Als Mittel dieser Aussage sind neben einer Ansprache auch musikalische und tänzerische Darbietungen sowie ein mit dem Thema zusammenhängendes Theaterstück vorgesehen. Auch diese in die Veranstaltung eingebundenen Darbietungen dienen dem verbindenden Zweck, in einer öffentlichen Angelegenheit Stellung zu beziehen. Sie sind somit im vorliegenden Fall von dem Grundrechtschutz des Art. 8 GG erfaßt und bedürfen, entgegen der Auffassung der Antragsgegnerin und des Verwaltungsgerichts, keiner straßenrechtlichen Sondernutzungserlaubnis (vgl. BVerwG, Urt. v. 21.4.1989, a.a.O.). Sie unterscheiden sich von den durch Art. 8 GG grundsätzlich nicht erfaßten, anläßlich einer Demonstration aufgestellten Imbißständen, bei denen den Demonstrationsteilnehmern lediglich ein Versorgungsangebot gemacht wird (vgl. Senatsbeschl. v. 16.12.1993 - 1 S 1957/93 -, VBlBW, 1994, 199), den sogenannten Informationsständen, durch die zufällig vorbeigehenden Passanten ein einseitiges Informationsangebot gemacht wird (vgl. BVerwG, Urt. v. 7.6.1978, - 7 C 5/78 -, BVerwGE 56, 63) sowie Musikgruppen und Straßenaufführungen, die zur Unterhaltung der Passanten gedacht sind, darin, daß sie der Veranschaulichung und Untermalung des öffentlichen Anliegens der Versammlungsteilnehmer dienen, indem sie den von ihnen propagierten natürlichen Lebensstil präsentieren sollen. Daß nur etwa eine Anzahl von 20 Teilnehmern für die musikalischen und tänzerischen Darbietungen sowie für das Theaterstück vorgesehen sind, steht dieser Annahme nicht entgegen.

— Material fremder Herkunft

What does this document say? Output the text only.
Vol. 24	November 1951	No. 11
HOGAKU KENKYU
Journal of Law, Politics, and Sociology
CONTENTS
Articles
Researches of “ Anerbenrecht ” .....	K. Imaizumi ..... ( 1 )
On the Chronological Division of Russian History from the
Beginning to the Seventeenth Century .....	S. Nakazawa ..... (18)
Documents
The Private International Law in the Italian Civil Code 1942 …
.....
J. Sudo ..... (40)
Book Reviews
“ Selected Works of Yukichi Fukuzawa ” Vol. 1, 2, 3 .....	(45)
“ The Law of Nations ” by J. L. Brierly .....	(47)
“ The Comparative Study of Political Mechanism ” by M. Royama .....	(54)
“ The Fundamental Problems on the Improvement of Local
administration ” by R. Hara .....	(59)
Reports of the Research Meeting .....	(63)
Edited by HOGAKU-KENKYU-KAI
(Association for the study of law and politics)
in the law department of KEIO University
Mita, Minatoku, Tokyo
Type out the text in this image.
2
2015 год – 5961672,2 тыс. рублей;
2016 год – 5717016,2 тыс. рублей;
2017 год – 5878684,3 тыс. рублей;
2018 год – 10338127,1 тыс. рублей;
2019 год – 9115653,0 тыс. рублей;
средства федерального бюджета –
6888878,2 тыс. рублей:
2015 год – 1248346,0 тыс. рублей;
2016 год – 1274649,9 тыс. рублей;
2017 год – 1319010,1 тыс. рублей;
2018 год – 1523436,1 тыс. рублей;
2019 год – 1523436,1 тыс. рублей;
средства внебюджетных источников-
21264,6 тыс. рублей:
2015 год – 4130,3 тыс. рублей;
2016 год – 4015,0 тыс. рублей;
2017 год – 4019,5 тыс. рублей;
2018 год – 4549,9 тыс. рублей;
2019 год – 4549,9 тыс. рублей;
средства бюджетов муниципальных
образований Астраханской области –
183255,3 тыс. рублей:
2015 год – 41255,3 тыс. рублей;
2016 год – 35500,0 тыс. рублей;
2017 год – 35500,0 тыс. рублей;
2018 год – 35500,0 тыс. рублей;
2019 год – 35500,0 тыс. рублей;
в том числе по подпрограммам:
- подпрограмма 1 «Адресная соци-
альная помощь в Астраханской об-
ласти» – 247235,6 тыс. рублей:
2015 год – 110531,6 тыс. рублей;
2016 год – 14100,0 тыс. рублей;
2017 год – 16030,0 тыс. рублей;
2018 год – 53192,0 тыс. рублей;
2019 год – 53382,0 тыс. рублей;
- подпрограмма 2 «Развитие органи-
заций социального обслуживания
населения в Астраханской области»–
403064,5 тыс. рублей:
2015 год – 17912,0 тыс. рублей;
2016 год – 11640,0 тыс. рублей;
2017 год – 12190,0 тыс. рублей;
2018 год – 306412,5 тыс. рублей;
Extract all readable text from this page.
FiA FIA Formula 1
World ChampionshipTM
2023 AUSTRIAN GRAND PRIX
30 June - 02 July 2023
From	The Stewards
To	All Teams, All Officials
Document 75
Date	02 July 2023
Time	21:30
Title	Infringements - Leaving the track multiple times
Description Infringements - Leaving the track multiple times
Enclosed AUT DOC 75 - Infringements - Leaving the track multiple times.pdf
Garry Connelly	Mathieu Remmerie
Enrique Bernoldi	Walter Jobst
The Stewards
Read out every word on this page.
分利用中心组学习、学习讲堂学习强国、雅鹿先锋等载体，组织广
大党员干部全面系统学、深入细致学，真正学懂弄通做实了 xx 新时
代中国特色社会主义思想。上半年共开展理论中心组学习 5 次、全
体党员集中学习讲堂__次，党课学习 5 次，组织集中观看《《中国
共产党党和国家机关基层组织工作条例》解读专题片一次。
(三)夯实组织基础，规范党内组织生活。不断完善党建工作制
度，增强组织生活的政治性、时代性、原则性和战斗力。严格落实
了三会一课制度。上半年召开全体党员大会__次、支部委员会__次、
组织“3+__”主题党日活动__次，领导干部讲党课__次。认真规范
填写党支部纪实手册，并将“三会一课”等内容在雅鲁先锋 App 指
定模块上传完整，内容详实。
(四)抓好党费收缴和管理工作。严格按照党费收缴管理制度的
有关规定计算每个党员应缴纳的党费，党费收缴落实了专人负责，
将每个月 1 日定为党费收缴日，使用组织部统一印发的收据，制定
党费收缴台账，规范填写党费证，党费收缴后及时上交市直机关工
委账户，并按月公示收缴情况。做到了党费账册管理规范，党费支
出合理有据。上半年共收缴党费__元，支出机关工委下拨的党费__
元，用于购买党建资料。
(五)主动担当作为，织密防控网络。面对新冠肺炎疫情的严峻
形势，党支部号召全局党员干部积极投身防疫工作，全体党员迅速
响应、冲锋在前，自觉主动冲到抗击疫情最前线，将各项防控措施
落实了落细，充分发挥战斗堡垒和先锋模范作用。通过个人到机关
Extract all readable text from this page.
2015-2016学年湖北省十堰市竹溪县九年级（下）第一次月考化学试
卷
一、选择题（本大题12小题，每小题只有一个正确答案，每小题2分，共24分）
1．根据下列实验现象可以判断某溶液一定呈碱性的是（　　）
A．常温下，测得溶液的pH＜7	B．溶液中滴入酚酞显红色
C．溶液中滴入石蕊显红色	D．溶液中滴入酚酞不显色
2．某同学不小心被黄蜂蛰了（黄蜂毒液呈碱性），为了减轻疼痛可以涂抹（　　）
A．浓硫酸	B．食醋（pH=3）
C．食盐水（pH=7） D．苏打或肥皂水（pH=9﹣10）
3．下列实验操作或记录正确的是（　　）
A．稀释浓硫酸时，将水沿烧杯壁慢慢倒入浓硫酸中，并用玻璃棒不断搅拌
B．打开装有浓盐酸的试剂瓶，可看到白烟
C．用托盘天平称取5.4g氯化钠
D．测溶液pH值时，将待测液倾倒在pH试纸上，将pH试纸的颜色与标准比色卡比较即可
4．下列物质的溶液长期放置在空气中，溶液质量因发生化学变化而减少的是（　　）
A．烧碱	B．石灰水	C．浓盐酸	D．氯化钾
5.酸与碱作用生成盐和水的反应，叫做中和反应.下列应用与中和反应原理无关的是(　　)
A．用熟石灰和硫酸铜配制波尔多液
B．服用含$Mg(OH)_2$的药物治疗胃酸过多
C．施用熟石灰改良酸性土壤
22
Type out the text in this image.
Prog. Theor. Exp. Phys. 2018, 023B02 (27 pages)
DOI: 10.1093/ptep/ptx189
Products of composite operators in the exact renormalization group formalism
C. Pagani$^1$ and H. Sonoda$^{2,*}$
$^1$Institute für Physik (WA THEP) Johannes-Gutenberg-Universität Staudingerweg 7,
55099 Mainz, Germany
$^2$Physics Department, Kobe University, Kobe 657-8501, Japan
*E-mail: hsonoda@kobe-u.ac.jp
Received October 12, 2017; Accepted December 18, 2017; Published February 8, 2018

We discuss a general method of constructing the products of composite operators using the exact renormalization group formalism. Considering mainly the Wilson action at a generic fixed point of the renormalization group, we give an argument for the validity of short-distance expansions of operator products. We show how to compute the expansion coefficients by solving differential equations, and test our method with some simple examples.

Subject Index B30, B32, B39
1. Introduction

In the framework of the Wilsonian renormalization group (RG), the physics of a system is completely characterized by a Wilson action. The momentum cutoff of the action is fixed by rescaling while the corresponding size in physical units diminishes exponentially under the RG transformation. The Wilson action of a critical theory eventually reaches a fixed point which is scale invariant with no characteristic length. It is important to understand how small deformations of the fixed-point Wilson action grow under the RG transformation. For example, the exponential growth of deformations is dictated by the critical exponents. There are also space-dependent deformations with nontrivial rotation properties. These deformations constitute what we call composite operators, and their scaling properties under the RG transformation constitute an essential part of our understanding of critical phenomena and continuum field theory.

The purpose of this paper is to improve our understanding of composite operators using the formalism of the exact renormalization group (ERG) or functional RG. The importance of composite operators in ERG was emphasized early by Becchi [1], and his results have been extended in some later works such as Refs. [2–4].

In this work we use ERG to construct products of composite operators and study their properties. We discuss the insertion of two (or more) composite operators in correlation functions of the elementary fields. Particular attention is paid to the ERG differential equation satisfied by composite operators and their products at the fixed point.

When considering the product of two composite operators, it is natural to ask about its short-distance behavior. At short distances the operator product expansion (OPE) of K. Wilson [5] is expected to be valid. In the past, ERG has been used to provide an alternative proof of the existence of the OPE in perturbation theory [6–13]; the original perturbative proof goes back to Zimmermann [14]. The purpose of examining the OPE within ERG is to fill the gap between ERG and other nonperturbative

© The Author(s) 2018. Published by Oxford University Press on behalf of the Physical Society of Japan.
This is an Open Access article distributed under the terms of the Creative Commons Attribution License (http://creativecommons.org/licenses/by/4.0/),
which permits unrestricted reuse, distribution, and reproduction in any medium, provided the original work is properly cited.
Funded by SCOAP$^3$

Denn bei einer Veranstaltung, die insgesamt auf Meinungsbildung und Meinungsäußerung in Gruppenform gerichtet ist, wirkt auch bei den darin eingebundenen Darbietungen der Schutzbereich des Art. 8 Abs. 1 GG, wenn die Teilnehmer zur Mitwirkung angeregt werden sollen bzw. durch ihre Anwesenheit Solidarität mit der darin zum Ausdruck kommenden kollektiven Aussage artikulieren sollen. Dies ist nach den erkennbaren Umständen hier der Fall.

Bei der vom Senat ausgesprochenen Sicherungsanordnung ist die Antragsgegnerin nicht gehindert, gemäß § 15 VersG die Versammlung von bestimmten Auflagen abhängig zu machen, wenn die dort genannten Voraussetzungen hierfür vorliegen.